14 thoughts on “Clarity

  1. funny, I understood what you meant—may not have been perfectly clear, but I got what you meant.

    and, having been laid off more than once in my life, I know you’re not always in the best of spaces while working thru all this.

    hang in there and good luck on whatever you do after big blue.

  2. I will say it wasn’t clear to me until I read this. Congratulations on nailing down your decision; that’s important and appropriate and — as far as I can tell from outside your head, of course — is for the right reasons. Again, best of luck.

  3. I have to admit I had to read and re-read many times, but in the end I understood what you meant – maybe I am less equipped with experience to understand faster.
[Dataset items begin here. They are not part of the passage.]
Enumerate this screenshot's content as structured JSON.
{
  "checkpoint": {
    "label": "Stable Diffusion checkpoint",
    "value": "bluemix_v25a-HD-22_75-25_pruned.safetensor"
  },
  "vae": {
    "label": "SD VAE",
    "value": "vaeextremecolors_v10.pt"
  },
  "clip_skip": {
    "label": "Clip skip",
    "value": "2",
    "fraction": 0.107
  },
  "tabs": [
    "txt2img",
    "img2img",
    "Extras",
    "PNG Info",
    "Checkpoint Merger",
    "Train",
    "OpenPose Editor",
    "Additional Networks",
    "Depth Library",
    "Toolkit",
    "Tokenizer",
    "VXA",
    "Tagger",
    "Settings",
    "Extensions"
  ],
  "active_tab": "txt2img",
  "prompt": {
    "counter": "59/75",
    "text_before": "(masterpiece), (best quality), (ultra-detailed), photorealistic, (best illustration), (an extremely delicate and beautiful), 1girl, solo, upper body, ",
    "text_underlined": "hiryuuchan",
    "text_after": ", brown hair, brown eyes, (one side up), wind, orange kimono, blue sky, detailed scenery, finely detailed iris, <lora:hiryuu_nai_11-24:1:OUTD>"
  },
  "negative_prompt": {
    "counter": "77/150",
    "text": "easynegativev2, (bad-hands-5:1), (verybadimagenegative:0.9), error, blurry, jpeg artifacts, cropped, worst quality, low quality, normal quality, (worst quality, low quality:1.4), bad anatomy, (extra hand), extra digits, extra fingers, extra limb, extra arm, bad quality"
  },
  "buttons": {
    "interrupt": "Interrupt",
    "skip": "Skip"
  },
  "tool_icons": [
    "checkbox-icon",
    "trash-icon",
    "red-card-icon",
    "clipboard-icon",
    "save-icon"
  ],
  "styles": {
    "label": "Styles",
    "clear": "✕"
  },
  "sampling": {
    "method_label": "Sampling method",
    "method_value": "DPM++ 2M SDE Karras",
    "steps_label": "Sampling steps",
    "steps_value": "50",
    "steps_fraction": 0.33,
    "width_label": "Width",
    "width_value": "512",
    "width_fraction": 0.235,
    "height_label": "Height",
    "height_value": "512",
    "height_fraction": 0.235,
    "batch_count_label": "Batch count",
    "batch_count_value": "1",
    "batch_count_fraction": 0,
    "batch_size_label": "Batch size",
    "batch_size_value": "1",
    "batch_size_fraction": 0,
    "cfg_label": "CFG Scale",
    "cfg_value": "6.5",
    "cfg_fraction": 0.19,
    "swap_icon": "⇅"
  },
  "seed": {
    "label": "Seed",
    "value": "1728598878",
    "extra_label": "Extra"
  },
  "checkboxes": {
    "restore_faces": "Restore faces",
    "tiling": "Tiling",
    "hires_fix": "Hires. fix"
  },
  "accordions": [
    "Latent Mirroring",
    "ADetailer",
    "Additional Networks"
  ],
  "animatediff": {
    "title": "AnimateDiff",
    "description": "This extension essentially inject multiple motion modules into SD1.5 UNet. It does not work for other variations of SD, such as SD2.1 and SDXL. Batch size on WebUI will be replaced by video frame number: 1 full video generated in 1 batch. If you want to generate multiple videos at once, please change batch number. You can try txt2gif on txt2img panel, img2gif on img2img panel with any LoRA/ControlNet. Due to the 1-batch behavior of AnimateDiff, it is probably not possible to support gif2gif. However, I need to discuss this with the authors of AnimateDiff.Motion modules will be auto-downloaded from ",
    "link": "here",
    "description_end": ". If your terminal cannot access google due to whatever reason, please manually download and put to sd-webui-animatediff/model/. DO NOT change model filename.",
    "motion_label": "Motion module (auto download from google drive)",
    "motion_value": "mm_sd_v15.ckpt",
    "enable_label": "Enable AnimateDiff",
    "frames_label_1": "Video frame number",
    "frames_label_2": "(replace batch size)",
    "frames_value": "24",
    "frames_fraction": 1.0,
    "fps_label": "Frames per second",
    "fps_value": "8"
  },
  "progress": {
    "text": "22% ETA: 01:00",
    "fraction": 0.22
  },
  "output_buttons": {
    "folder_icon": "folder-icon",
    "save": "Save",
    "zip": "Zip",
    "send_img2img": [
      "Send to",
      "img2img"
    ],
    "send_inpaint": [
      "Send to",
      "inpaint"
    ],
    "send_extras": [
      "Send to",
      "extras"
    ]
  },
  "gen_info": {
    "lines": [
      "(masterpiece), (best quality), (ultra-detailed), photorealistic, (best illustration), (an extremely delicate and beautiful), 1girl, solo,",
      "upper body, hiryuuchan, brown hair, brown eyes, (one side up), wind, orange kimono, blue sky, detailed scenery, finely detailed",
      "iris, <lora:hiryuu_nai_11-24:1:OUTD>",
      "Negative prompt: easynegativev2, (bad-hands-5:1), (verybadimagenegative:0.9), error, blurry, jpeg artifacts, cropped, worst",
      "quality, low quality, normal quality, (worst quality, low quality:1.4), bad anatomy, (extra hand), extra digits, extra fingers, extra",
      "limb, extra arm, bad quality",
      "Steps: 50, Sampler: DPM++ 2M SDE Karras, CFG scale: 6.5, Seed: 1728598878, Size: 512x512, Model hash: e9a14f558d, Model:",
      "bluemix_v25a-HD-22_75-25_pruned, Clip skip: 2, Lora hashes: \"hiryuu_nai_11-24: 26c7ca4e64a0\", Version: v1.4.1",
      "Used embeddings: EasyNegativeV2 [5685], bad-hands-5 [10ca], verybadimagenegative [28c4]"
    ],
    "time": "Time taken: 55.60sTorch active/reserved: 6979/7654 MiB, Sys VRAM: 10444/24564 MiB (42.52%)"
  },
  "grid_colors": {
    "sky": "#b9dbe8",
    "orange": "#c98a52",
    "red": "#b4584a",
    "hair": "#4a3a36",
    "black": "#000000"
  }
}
    Anyway, I wanted to say that it is relieving to see you’re quickly finding your path. I hope my best that it continues steadily like this for you.

  4. Same space. I was “offered” an interview for a VP Job in Dubai with Server Group in S&D, might have been a good job for someone, but living in Austin, trying to get my US Green Card, and having never been a manager in my career, I decided it wasn’t for me, retirement was the right move… and then low and behold ;-) Ok, I admit it, I was already working on it.. like you, I saw the writing on the wall and got right on it, writing that is, not the wall…

  5. You know, that’s what I thought you meant and it seems to me to be a reasonable decision. However, I gave you the benefit of the doubt when reading yesterday’s post and assumed that you had intentionally obfuscated the details. Despite what you wrote today, I’m going with that. :-)

  6. @Mark — at least I didn’t have to worry about the geopolitical aspects of my decision.

    I didn’t look hard enough to see if I would have had to become a manager (something I’ve never done), but other than that, my skills were pertinent and I might not even had to move out of my office (though I suspect SVL would make more sense). If I’d been offered a choice between this job and the one I took in CIO last January, I might well have taken this job, in fact, but it didn’t exist then.

  7. @Trish, @Julian, @Greg – short declarative sentences, that’s the trick….so someone please let me know if my reply to @Mark in #7 is too convoluted. :-)

  8. David, here’s to your clarity, and all these wonderful people supporting you, my friend. I love what you are creating for yourself and how you are grabbing the future with both hands, from a place of curiosity and possibility. You inspire me! Thanks for being your funny, talented, wonderful self…

  9. @Vicki — thanks!

    You have been a great help in this journey (I was going to say “process”, but that’s wimpy).

    I look forward to reports from _your_ upcoming journey (and your photos should be _much_ more interesting than anything I might take on this one).

    (In the interest of clarity, I’ll add that Vicki is going to Turkey as part of IBM’s Corporate Service Corps.)

  10. I knew instantly what you meant, David, and suspect you will continue to thrive wherever you go and whatever you do. You’re just that sort of person. IBM is losing a lot of irreplaceable people of late. Sad they don’t see that. For now, I find myself keeping something alive (that not coincidentally you helped create all those years ago) that is still vitally important to IBM (and likely to continue to be so for at least a few more years). For that, I am grateful to you (and of course to Mike C and John H as well).

  11. Thanks, Bob.

    It just so happens that I uncovered a copy of the 1992 presentation I’d given to SHARE on that project yesterday — expect a PDF in a couple of minutes (for whatever value it has)!